I strongly recommend taking the time, on a regular basis, to ask the larger questions, and not stay immersed in the sea of detail where almost everyone stays almost all of the time. These chapters have regularly stressed the bigger picture, and if you are to be a leader into the future, rather than a follower of others, I am now saying it seems to me to be necessary for you to look at the bigger picture on a regular, frequent basis for many years.

There is another trait of great people I must talk about—and it took me a long time to realize it. Great people can tolerate ambiguity; they can both believe and disbelieve at the same time. You must be able to believe your organization and field of research is the best there is, but also that there is much room for improvement! You can sort of see why this is a necessary trait. If you believe too much, you will not likely see the chances for significant improvements; if you do not believe enough, you will be filled with doubts and get very little done, chances are only the 2%, 5%, and 10% improvements. I have not the faintest idea of how to teach the tolerance of ambiguity, both belief and disbelief at the same time, but great people do it all the time.

Most great people also have 10 to 20 problems they regard as basic and of great importance, and which they currently do not know how to solve. They keep them in their mind, hoping to get a clue as to how to solve them. When a clue does appear they generally drop other things and get to work immediately on the important problem. Therefore they tend to come in first, and the others who come in later are soon forgotten. I must warn you, however, that the importance of the result is not the measure of the importance of the problem. The three problems in physics—anti-gravity, teleportation, and time travel—are seldom worked on because we have so few clues as to how to start. A problem is important partly because there is a possible attack on it and not just because of its inherent importance.

There have been a number of times in this book when I came close to the point of saying it is not so much what you do as how you do it. I just told you about the changing of the problem of solving a given set of differential equations on an analog machine to doing it on a digital computer, changing programming from an acre of programmers to letting the machine do much of the mechanical part, and there are many similar stories. Doing the job with

“style” is important.

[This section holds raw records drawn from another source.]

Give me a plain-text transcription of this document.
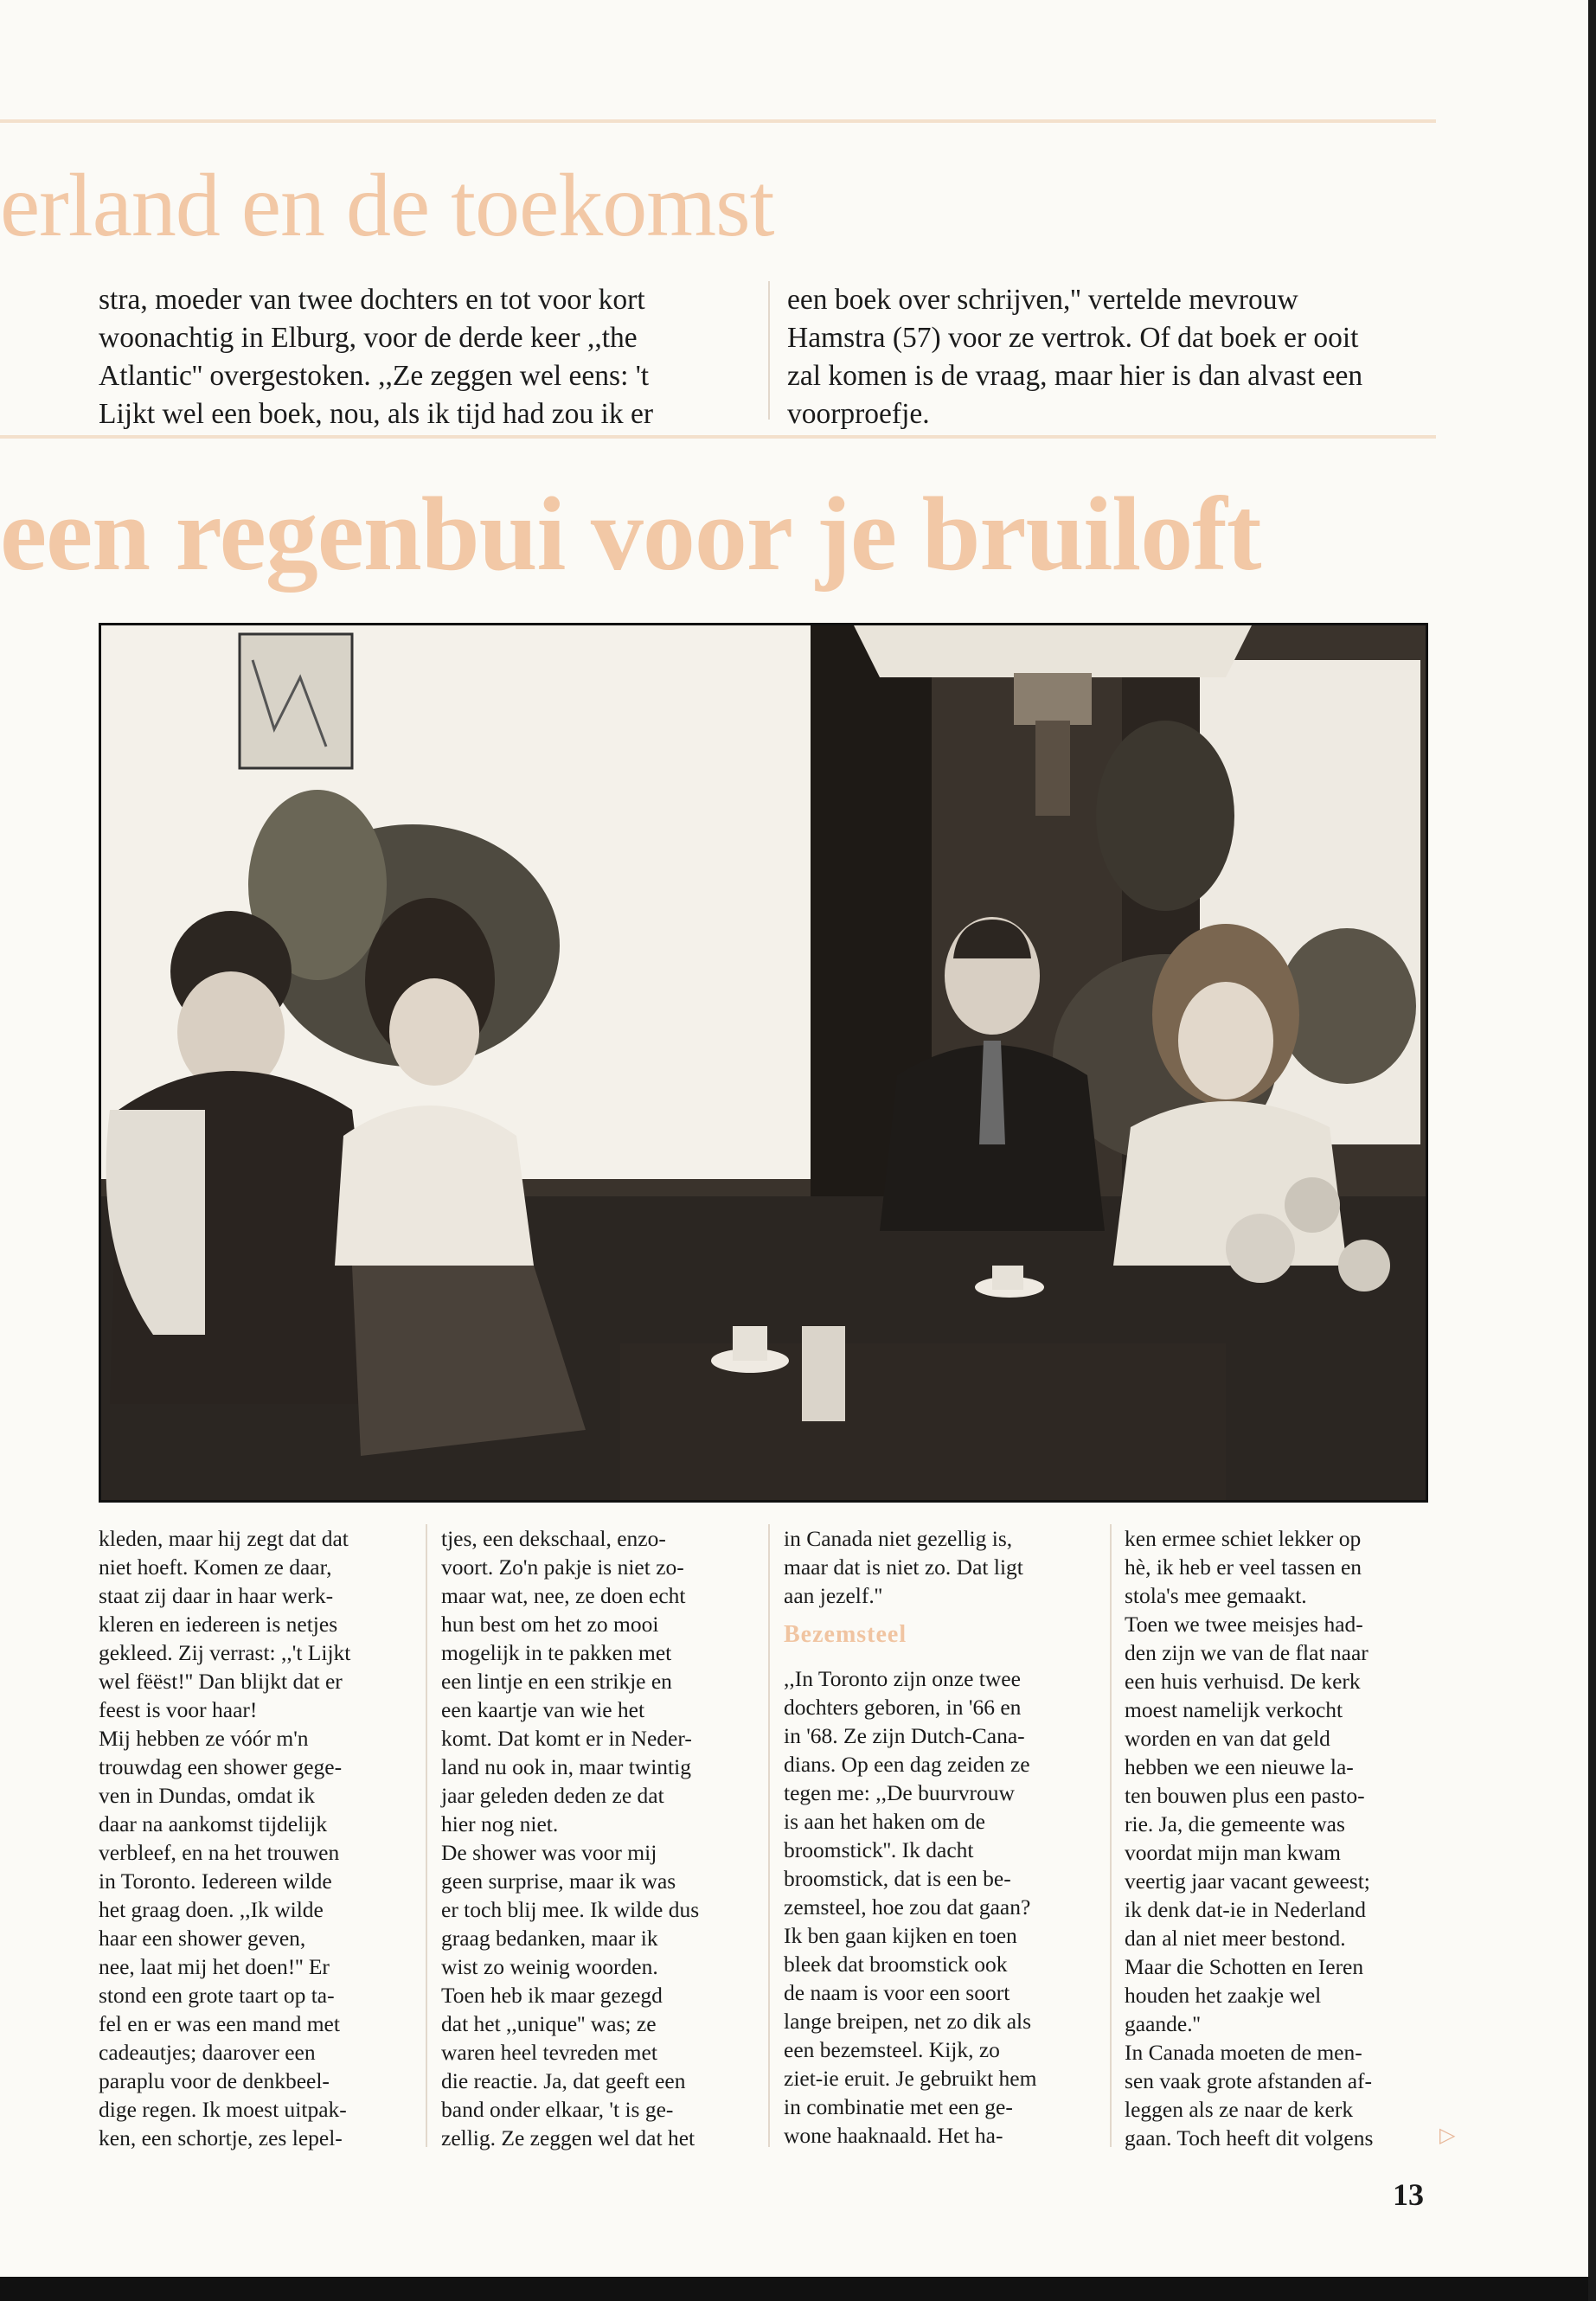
erland en de toekomst
stra, moeder van twee dochters en tot voor kort
woonachtig in Elburg, voor de derde keer ,,the
Atlantic'' overgestoken. ,,Ze zeggen wel eens: 't
Lijkt wel een boek, nou, als ik tijd had zou ik er
een boek over schrijven,'' vertelde mevrouw
Hamstra (57) voor ze vertrok. Of dat boek er ooit
zal komen is de vraag, maar hier is dan alvast een
voorproefje.
een regenbui voor je bruiloft
kleden, maar hij zegt dat dat
niet hoeft. Komen ze daar,
staat zij daar in haar werk-
kleren en iedereen is netjes
gekleed. Zij verrast: ,,'t Lijkt
wel fëëst!'' Dan blijkt dat er
feest is voor haar!
Mij hebben ze vóór m'n
trouwdag een shower gege-
ven in Dundas, omdat ik
daar na aankomst tijdelijk
verbleef, en na het trouwen
in Toronto. Iedereen wilde
het graag doen. ,,Ik wilde
haar een shower geven,
nee, laat mij het doen!'' Er
stond een grote taart op ta-
fel en er was een mand met
cadeautjes; daarover een
paraplu voor de denkbeel-
dige regen. Ik moest uitpak-
ken, een schortje, zes lepel-
tjes, een dekschaal, enzo-
voort. Zo'n pakje is niet zo-
maar wat, nee, ze doen echt
hun best om het zo mooi
mogelijk in te pakken met
een lintje en een strikje en
een kaartje van wie het
komt. Dat komt er in Neder-
land nu ook in, maar twintig
jaar geleden deden ze dat
hier nog niet.
De shower was voor mij
geen surprise, maar ik was
er toch blij mee. Ik wilde dus
graag bedanken, maar ik
wist zo weinig woorden.
Toen heb ik maar gezegd
dat het ,,unique'' was; ze
waren heel tevreden met
die reactie. Ja, dat geeft een
band onder elkaar, 't is ge-
zellig. Ze zeggen wel dat het
in Canada niet gezellig is,
maar dat is niet zo. Dat ligt
aan jezelf.''
Bezemsteel
,,In Toronto zijn onze twee
dochters geboren, in '66 en
in '68. Ze zijn Dutch-Cana-
dians. Op een dag zeiden ze
tegen me: ,,De buurvrouw
is aan het haken om de
broomstick''. Ik dacht
broomstick, dat is een be-
zemsteel, hoe zou dat gaan?
Ik ben gaan kijken en toen
bleek dat broomstick ook
de naam is voor een soort
lange breipen, net zo dik als
een bezemsteel. Kijk, zo
ziet-ie eruit. Je gebruikt hem
in combinatie met een ge-
wone haaknaald. Het ha-
ken ermee schiet lekker op
hè, ik heb er veel tassen en
stola's mee gemaakt.
Toen we twee meisjes had-
den zijn we van de flat naar
een huis verhuisd. De kerk
moest namelijk verkocht
worden en van dat geld
hebben we een nieuwe la-
ten bouwen plus een pasto-
rie. Ja, die gemeente was
voordat mijn man kwam
veertig jaar vacant geweest;
ik denk dat-ie in Nederland
dan al niet meer bestond.
Maar die Schotten en Ieren
houden het zaakje wel
gaande.''
In Canada moeten de men-
sen vaak grote afstanden af-
leggen als ze naar de kerk
gaan. Toch heeft dit volgens	▷
13
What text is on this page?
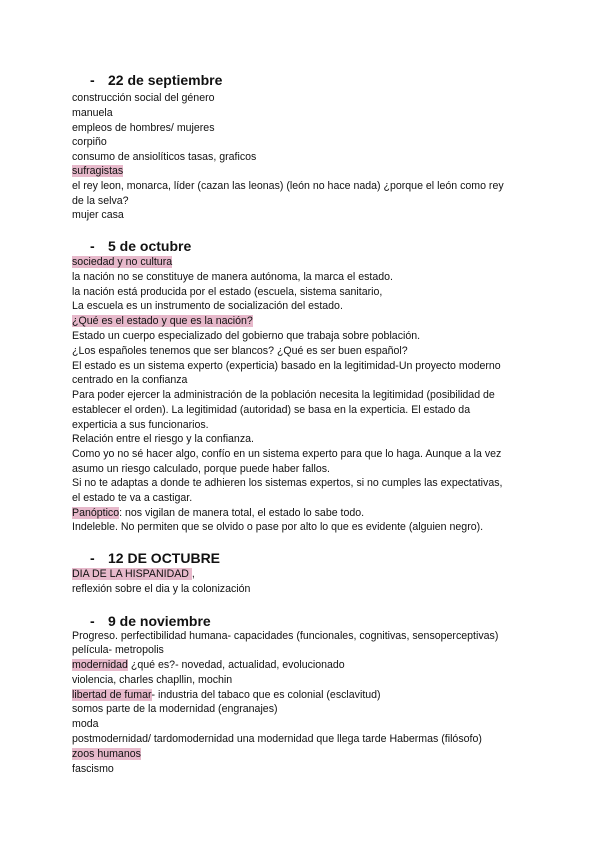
- 22 de septiembre
construcción social del género
manuela
empleos de hombres/ mujeres
corpiño
consumo de ansiolíticos tasas, graficos
sufragistas
el rey leon, monarca, líder (cazan las leonas) (león no hace nada) ¿porque el león como rey
de la selva?
mujer casa
- 5 de octubre
sociedad y no cultura
la nación no se constituye de manera autónoma, la marca el estado.
la nación está producida por el estado (escuela, sistema sanitario,
La escuela es un instrumento de socialización del estado.
¿Qué es el estado y que es la nación?
Estado un cuerpo especializado del gobierno que trabaja sobre población.
¿Los españoles tenemos que ser blancos? ¿Qué es ser buen español?
El estado es un sistema experto (experticia) basado en la legitimidad-Un proyecto moderno
centrado en la confianza
Para poder ejercer la administración de la población necesita la legitimidad (posibilidad de
establecer el orden). La legitimidad (autoridad) se basa en la experticia. El estado da
experticia a sus funcionarios.
Relación entre el riesgo y la confianza.
Como yo no sé hacer algo, confío en un sistema experto para que lo haga. Aunque a la vez
asumo un riesgo calculado, porque puede haber fallos.
Si no te adaptas a donde te adhieren los sistemas expertos, si no cumples las expectativas,
el estado te va a castigar.
Panóptico: nos vigilan de manera total, el estado lo sabe todo.
Indeleble. No permiten que se olvido o pase por alto lo que es evidente (alguien negro).
- 12 DE OCTUBRE
DIA DE LA HISPANIDAD ,
reflexión sobre el dia y la colonización
- 9 de noviembre
Progreso. perfectibilidad humana- capacidades (funcionales, cognitivas, sensoperceptivas)
película- metropolis
modernidad ¿qué es?- novedad, actualidad, evolucionado
violencia, charles chapllin, mochin
libertad de fumar- industria del tabaco que es colonial (esclavitud)
somos parte de la modernidad (engranajes)
moda
postmodernidad/ tardomodernidad una modernidad que llega tarde Habermas (filósofo)
zoos humanos
fascismo
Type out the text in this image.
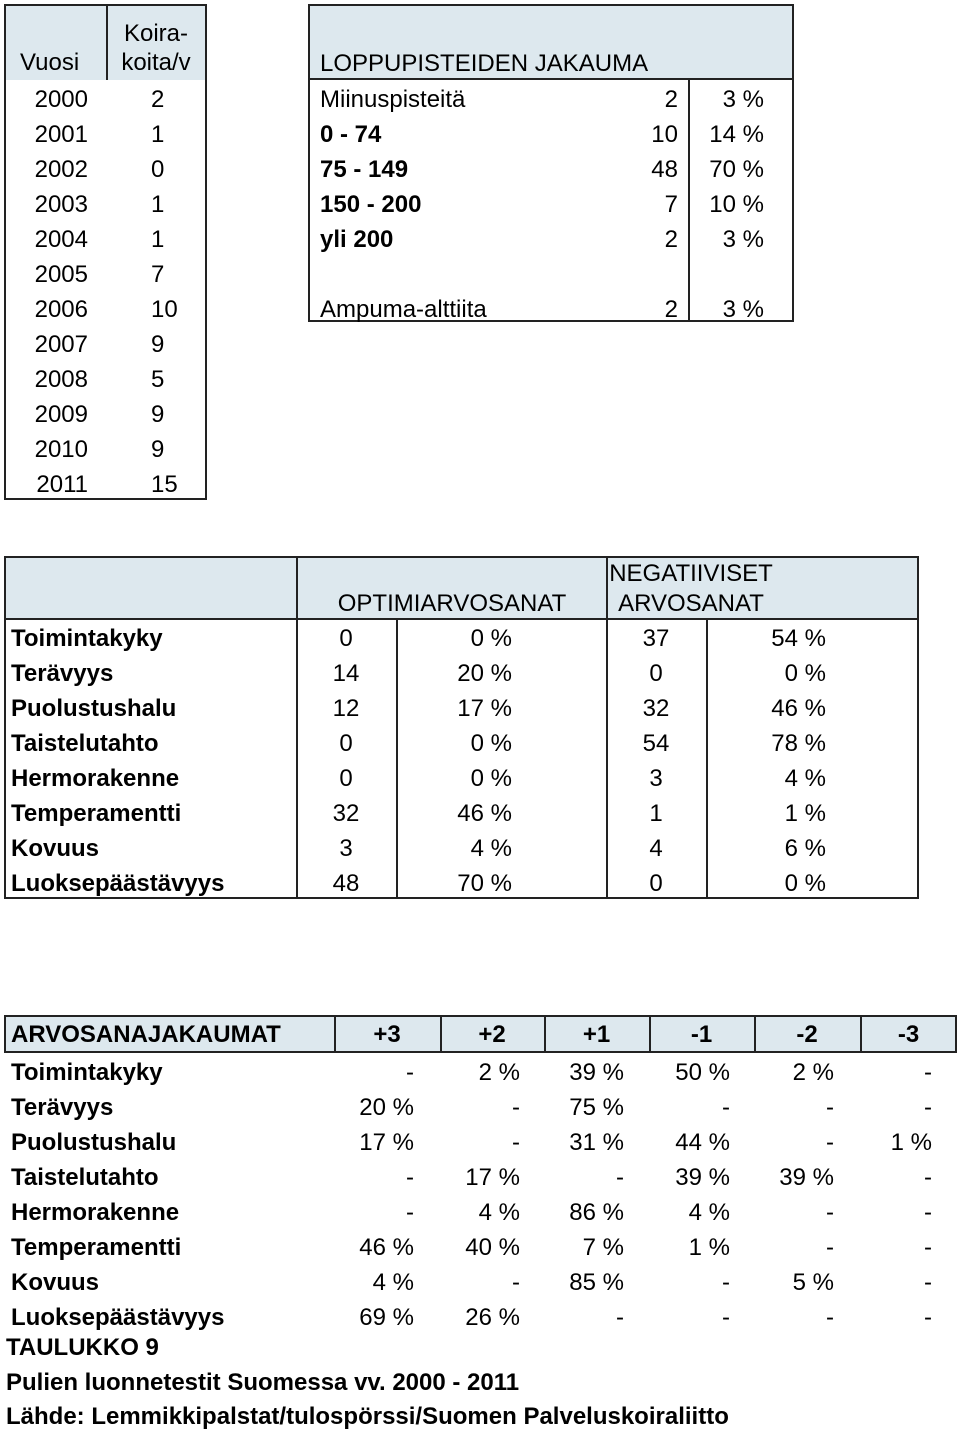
Vuosi
Koira-
koita/v
2000	2
2001	1
2002	0
2003	1
2004	1
2005	7
2006	10
2007	9
2008	5
2009	9
2010	9
2011	15
LOPPUPISTEIDEN JAKAUMA
Miinuspisteitä	2	3 %
0 - 74	10	14 %
75 - 149	48	70 %
150 - 200	7	10 %
yli 200	2	3 %
Ampuma-alttiita	2	3 %
OPTIMIARVOSANAT
NEGATIIVISET
ARVOSANAT
Toimintakyky	0	0 %	37	54 %
Terävyys	14	20 %	0	0 %
Puolustushalu	12	17 %	32	46 %
Taistelutahto	0	0 %	54	78 %
Hermorakenne	0	0 %	3	4 %
Temperamentti	32	46 %	1	1 %
Kovuus	3	4 %	4	6 %
Luoksepäästävyys	48	70 %	0	0 %
ARVOSANAJAKAUMAT	+3	+2	+1	-1	-2	-3
Toimintakyky	-	2 %	39 %	50 %	2 %	-
Terävyys	20 %	-	75 %	-	-	-
Puolustushalu	17 %	-	31 %	44 %	-	1 %
Taistelutahto	-	17 %	-	39 %	39 %	-
Hermorakenne	-	4 %	86 %	4 %	-	-
Temperamentti	46 %	40 %	7 %	1 %	-	-
Kovuus	4 %	-	85 %	-	5 %	-
Luoksepäästävyys	69 %	26 %	-	-	-	-
TAULUKKO 9
Pulien luonnetestit Suomessa vv. 2000 - 2011
Lähde: Lemmikkipalstat/tulospörssi/Suomen Palveluskoiraliitto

As the old song says, “It ain’t what you do, it’s the way that you do it.” Look over what you have done, and recast it in a proper form. I do not mean give it false importance, nor propagandize for it, nor pretend it is not what it is, but I do say that by presenting it in its basic, fundamental form, it may have a larger range of application than was first thought possible.

Again, you should do your job in such a fashion that others can build on top of it. Do not in the process try to make yourself indispensable; if you do, then you cannot be promoted, because you will be the only one who can do what you are now doing! I have seen a number of times where this clinging to the exclusive rights to the idea has in the long run done much harm to the individual and to the organization. If you are to get recognition then others must use your results, adopt, adapt, extend, and elaborate them, and in the process give you credit for it. I have long held the attitude of telling everyone freely of my ideas, and in my long career I have had only one important idea “stolen” by another person. I have found people are remarkably honest if you are in your turn.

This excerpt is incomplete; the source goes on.